A titre personnel, qu’est ce que ça fait de pouvoir ajouter « Star Wars » sur son CV ?
Julien Chheng : je suis très honoré d’être avec des réalisateurs que j’admire et qui m’ont inspiré comme Aardman, Cartoon Saloon, le studio Mir. Même en termes de création de studio, ils nous ont inspiré. Nous sommes chanceux d’être les seuls représentants français. C’est un peu comme l’Eurovision, on est fiers de représenter la France.
Paul Young : je suis très fier de ça, et du studio en général. On a fait quelques films qui ont bien fonctionné. Et puis faire un Star Wars braque les projecteurs sur le studio. Lucasfilm nous permet de sortir dans la lumière. Ca nous permet d’être vu, dans le monde de l’animation, comme un medium et pas comme un genre.

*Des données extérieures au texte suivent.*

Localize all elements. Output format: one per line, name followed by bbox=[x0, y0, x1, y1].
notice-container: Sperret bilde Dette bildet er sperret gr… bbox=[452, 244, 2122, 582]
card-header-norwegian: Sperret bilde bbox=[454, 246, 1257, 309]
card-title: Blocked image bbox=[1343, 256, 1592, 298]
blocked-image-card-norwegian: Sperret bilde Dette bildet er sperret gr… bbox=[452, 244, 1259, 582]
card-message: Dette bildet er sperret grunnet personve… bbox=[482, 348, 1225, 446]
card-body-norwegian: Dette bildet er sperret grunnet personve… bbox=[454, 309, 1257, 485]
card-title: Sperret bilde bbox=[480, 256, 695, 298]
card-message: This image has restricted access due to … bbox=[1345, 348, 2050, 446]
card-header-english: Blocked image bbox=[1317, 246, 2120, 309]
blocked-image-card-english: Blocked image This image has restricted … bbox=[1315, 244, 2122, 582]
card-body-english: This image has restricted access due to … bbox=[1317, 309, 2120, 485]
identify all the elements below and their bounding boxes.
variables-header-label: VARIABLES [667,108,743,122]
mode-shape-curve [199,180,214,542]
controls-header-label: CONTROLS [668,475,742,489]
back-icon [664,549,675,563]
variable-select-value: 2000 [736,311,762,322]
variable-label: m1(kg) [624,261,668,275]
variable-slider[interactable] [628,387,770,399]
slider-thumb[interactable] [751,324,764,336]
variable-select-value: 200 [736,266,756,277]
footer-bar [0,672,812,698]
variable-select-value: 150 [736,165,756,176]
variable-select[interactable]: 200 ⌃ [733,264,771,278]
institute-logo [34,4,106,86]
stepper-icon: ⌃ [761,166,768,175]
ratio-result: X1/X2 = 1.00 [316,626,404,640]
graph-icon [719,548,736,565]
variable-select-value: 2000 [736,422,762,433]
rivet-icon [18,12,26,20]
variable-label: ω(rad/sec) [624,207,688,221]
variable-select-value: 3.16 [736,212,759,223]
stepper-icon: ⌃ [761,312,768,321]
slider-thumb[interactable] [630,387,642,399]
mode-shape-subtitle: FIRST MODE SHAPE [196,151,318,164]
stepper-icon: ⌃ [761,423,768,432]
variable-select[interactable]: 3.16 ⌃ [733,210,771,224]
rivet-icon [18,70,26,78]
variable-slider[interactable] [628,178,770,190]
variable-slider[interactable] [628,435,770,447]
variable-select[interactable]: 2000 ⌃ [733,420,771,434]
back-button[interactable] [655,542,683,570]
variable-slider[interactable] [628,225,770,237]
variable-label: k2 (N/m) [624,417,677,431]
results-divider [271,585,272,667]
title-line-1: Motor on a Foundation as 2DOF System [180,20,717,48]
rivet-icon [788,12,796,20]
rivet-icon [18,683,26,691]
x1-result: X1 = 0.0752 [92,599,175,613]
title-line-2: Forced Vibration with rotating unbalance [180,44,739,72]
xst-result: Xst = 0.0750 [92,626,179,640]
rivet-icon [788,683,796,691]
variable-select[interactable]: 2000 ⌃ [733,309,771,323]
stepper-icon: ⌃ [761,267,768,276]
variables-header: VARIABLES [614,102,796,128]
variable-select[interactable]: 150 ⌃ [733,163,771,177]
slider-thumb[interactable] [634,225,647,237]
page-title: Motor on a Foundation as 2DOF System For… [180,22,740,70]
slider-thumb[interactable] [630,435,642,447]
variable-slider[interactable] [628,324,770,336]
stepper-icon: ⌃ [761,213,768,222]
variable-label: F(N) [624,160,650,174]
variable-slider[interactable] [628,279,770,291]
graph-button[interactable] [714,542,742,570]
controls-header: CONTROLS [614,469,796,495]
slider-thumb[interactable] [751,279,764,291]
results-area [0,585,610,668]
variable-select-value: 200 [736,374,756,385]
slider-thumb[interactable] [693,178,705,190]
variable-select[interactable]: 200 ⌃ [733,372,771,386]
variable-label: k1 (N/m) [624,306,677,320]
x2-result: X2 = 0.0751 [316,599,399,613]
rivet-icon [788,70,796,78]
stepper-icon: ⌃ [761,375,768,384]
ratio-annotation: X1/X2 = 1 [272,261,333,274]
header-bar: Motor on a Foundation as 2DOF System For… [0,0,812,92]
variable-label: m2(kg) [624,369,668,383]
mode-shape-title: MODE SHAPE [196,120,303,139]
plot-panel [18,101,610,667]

Rodrigo Blaas : c’est super agréable maintenant que les gens voient le résultat. Je suis ravi qu’on ait réussi à faire une lettre d’amour à Star Wars tout en repoussant les limites du medium.
Quels sont les projets de vos studios ?
Rodrigo Blaas : c’est un studio encore tout jeune. On réfléchit à de nouvelles choses où on pourrait aussi repousser les limites. Et puis j’ai le film Ozi The Voice of the Forest que j’ai produit et qui sera projeté au Festival d’Annecy.
Julien Chheng : on a terminé Unicorn Warriors Eternal. On va donc se lancer dans la production de projets personnels. D’abord la série d’Ulysse, le Collège Noir, qui devrait sortir d’ici de la fin de l’année. Il y a aussi le projet d’Oussama Bouacheria sur un facteur en banlieue parisienne, plus ado-adulte dans la narration. Et moi je développe un projet qui s’appelle pour le moment Mu-yi, qui se déroule en Chine.
Paul Young : je réfléchis à un long métrage. Mais ça prend du temps. On en reparle dans quelques années.
Sinon, on travaille sur la préproduction du film de Louise Bagnall, Julian, d’après le livre « Julian est une Sirène » et on termine le film dérivé de la série Puffin Rock qui sortira cet été en salles en Irlande. Pour des jeunes, ça pourrait être une bonne première expérience de cinéma.
Remerciements infinis à Rodrigo Blaas, Julien Chheng et Paul Young ainsi qu’aux équipes de El Guiri, La Cachette, Cartoon Saloon et Lucasfilm.